Quinto giorno a Wamba, Kenya, Africa.
Il quinto giorno in questa terra stupenda inizia senza il nostro mentore Francisco e senza Padre Camacho poiché sono andati a Sagana per un altro impegno. Nonostante la loro assenza facciamo la nostra solita colazione e alle nove siamo fuori dai cancelli ad attendere i primi bambini. Anzi, sono loro ad attendere noi. Iniziamo subito dividendo i bambini più grandi da quelli più piccoli. Per quest’ ultimi abbiamo progettato delle attività più manuali e semplici, mentre con i grandi creiamo dei gruppi tramite un segno di tempera sulla mano: formiamo così quattro squadre (rossa, verde, blu e gialla) che oggi parteciperanno agli “Olympics Games”. Io e gli altri miei compagni di avventura abbiamo preparato sette giochi, consapevoli di riuscire a farne forse tre… e così è stato.
Siamo riusciti a fare solamente due giochi e poi abbiamo preferito lasciare ai bambini la libertà di giocare con la palla o di intraprendere altre attività. Personalmente ho passato l’ultima ora insegnando loro a fare gli Scooby-Doo, mentre loro si divertivano a disegnare con i pennarelli colorati sulla mia pelle. Poi c’è stato il momento della merenda con aranciata e biscotti, per poi tornare a casa per il pranzo. Il tutto prima di ritrovarsi con i “nostri” bambini per fare una passeggiata.
È stato molto bello trovarsi immersi nel verde, nella zona rurale di Wamba tra alberi, ruscelli non proprio limpidi e capre. Siamo perfino arrivati a vedere le cascate, ma la cosa più bella non è stata questa. La cosa più bella è il sorriso che questi bambini non perdono mai. Si sono lanciati letteralmente nell’acqua delle cascate ed erano così felici che non so bene cosa dire sinceramente. Per quanto mi riguarda c’è un filo rosso che collega questi primi giorni passati qui ed è lo sguardo dei bambini. Per questo mi sento di fare riferimento a Francisco che a proposito ne ha fatto un bellissimo articolo. Come dice lui “la connessione umana si forgia attraverso gli occhi […], il modo in cui le persone, soprattutto i bambini, ti guardano […] hanno uno splendore speciale. È difficile spiegare come ti guardano: sono sguardi di stupore, curiosità o novità, ma è certo che ti guardano direttamente negli occhi. Dietro ogni sguardo, c’è una storia da raccontare. Sono testimonianze silenziose di vita, piene di passione, gioia, tristezza e speranza”.
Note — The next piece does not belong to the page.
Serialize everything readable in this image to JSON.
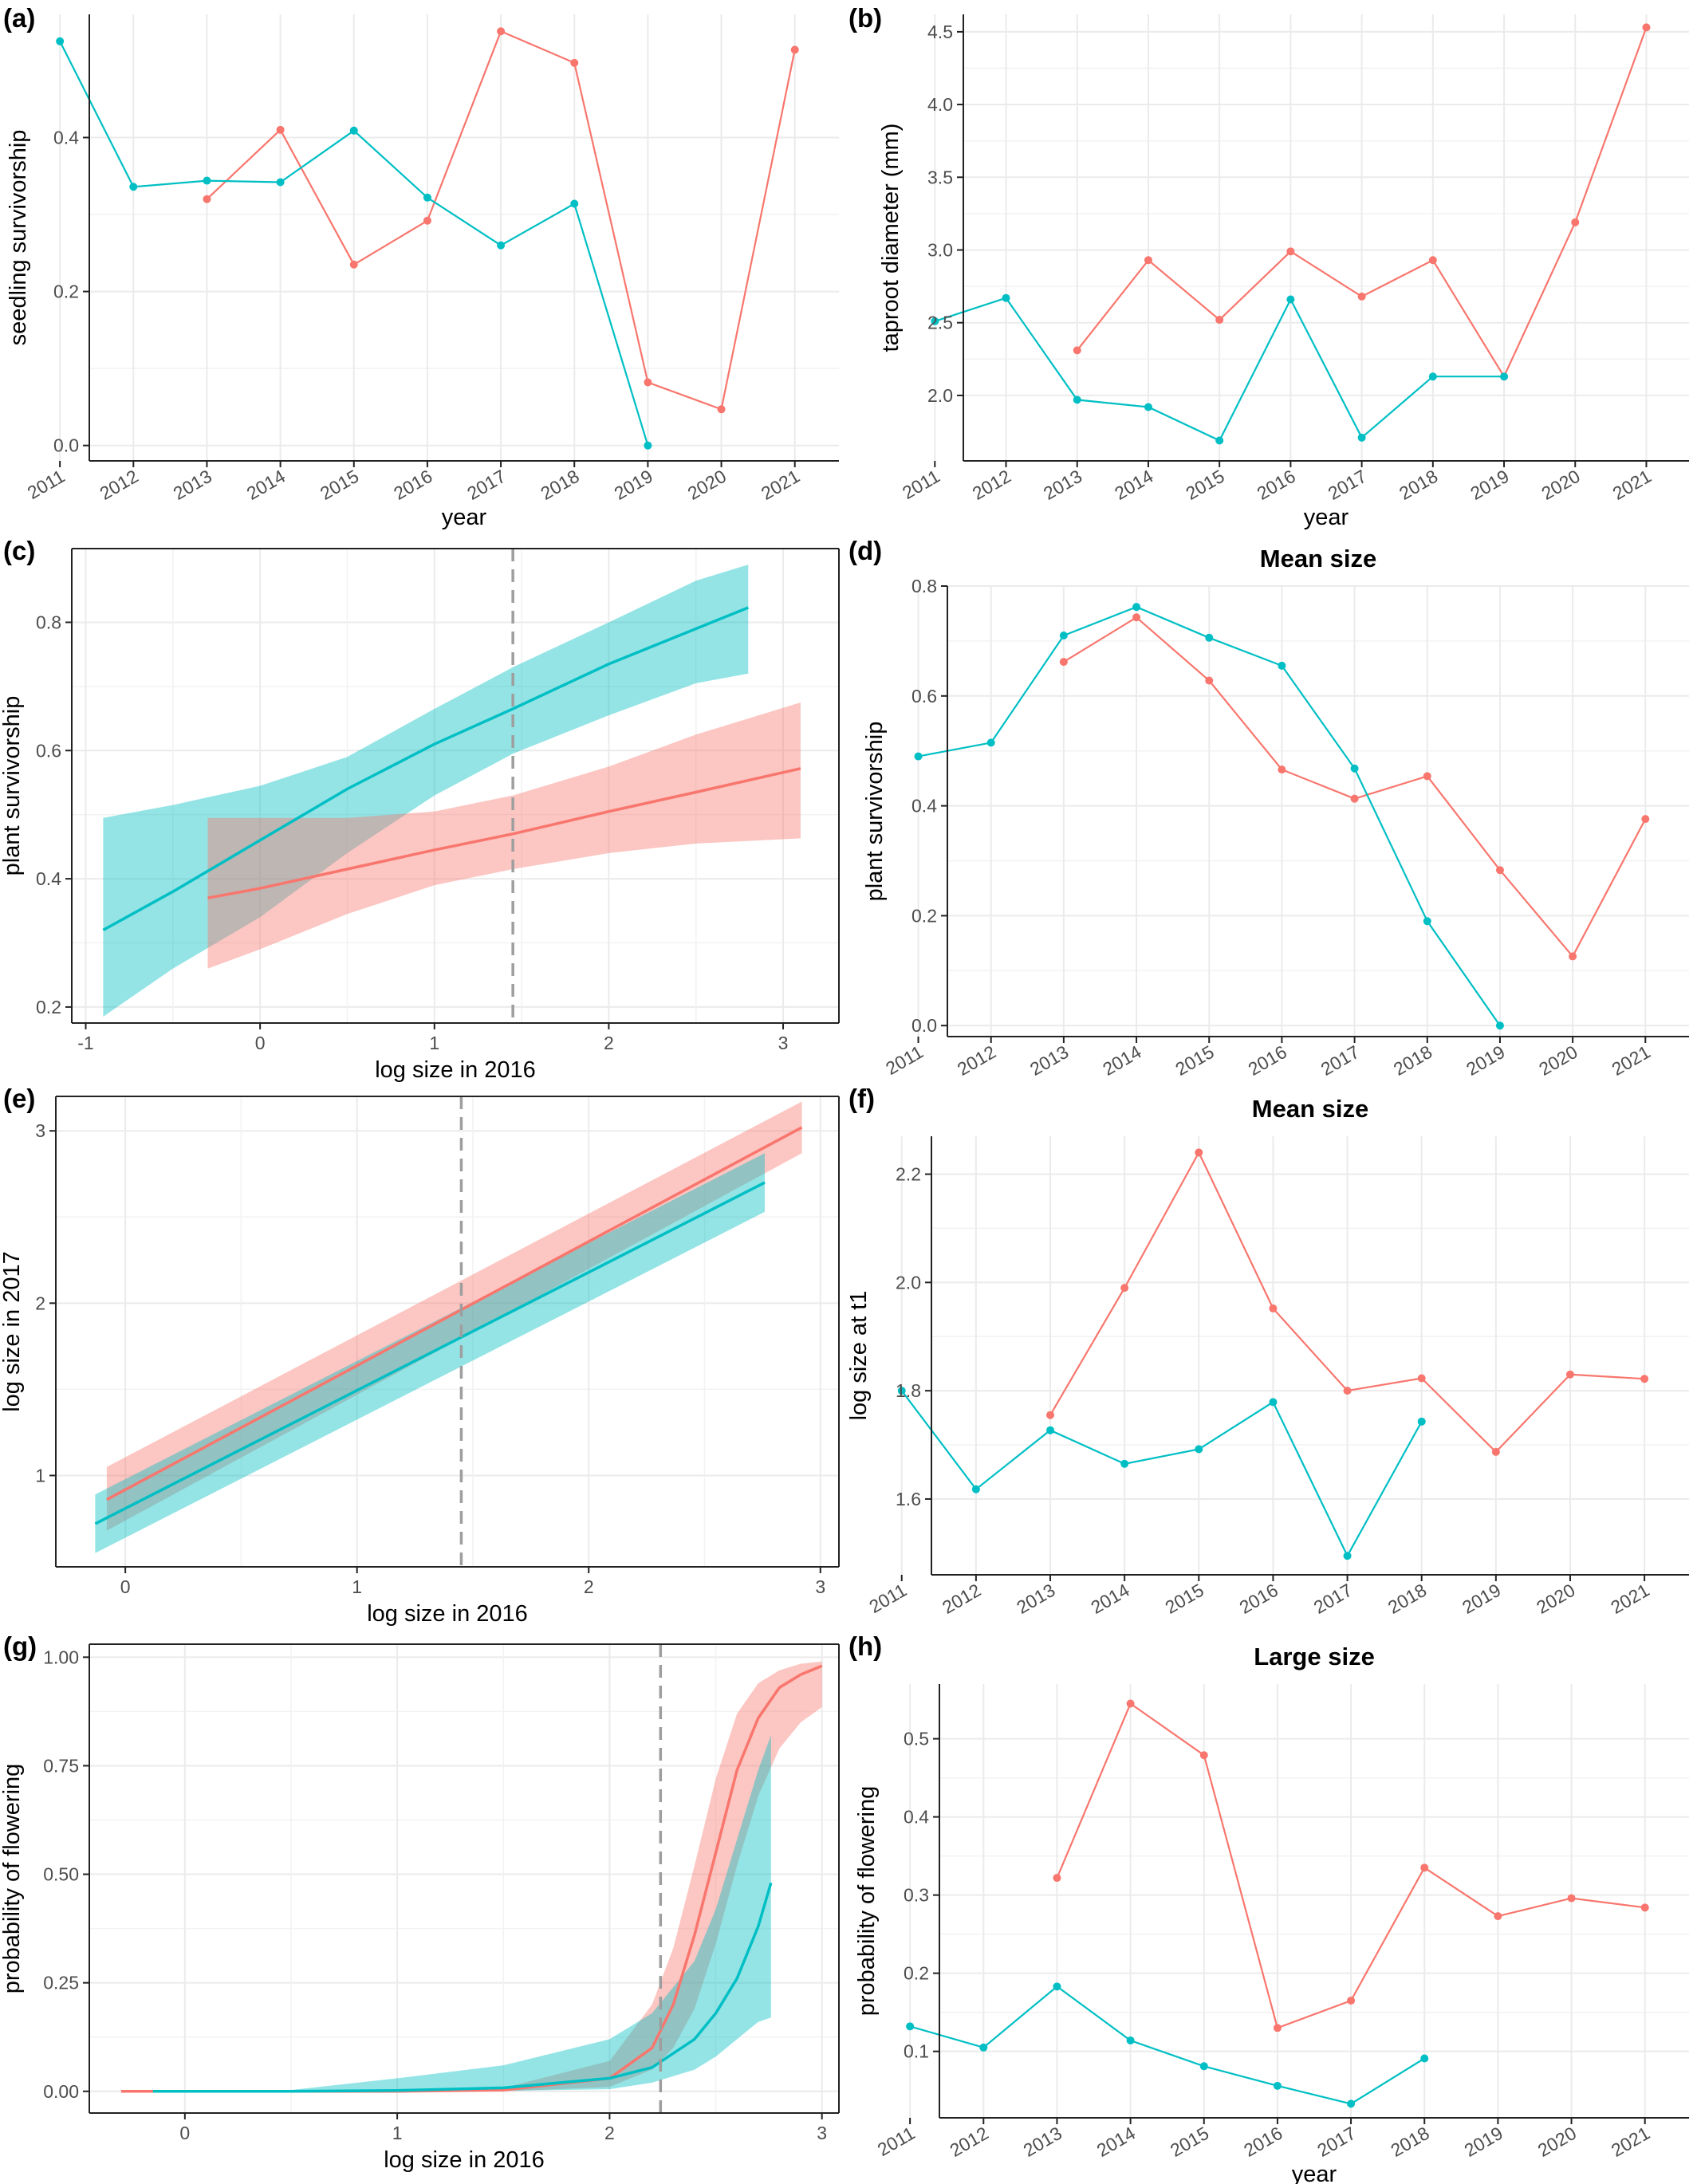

Ed è proprio questo che ho notato, lo sguardo che riesce a comunicare tanto, forse troppo.
Non posso poi dimenticare altri piccoli gesti che mi hanno fatto sentire coccolata. Durante la strada del ritorno Giovanni mi ha offerto del cibo tipico che ha acquistato in una piccola bancarella mentre Margaret mi ha regalato un braccialetto fatto a mano da lei. Concludo con questa frase che mi ritorna di tanto in tanto in mente ovvero chi ha meno ti offre tutto ciò che ha.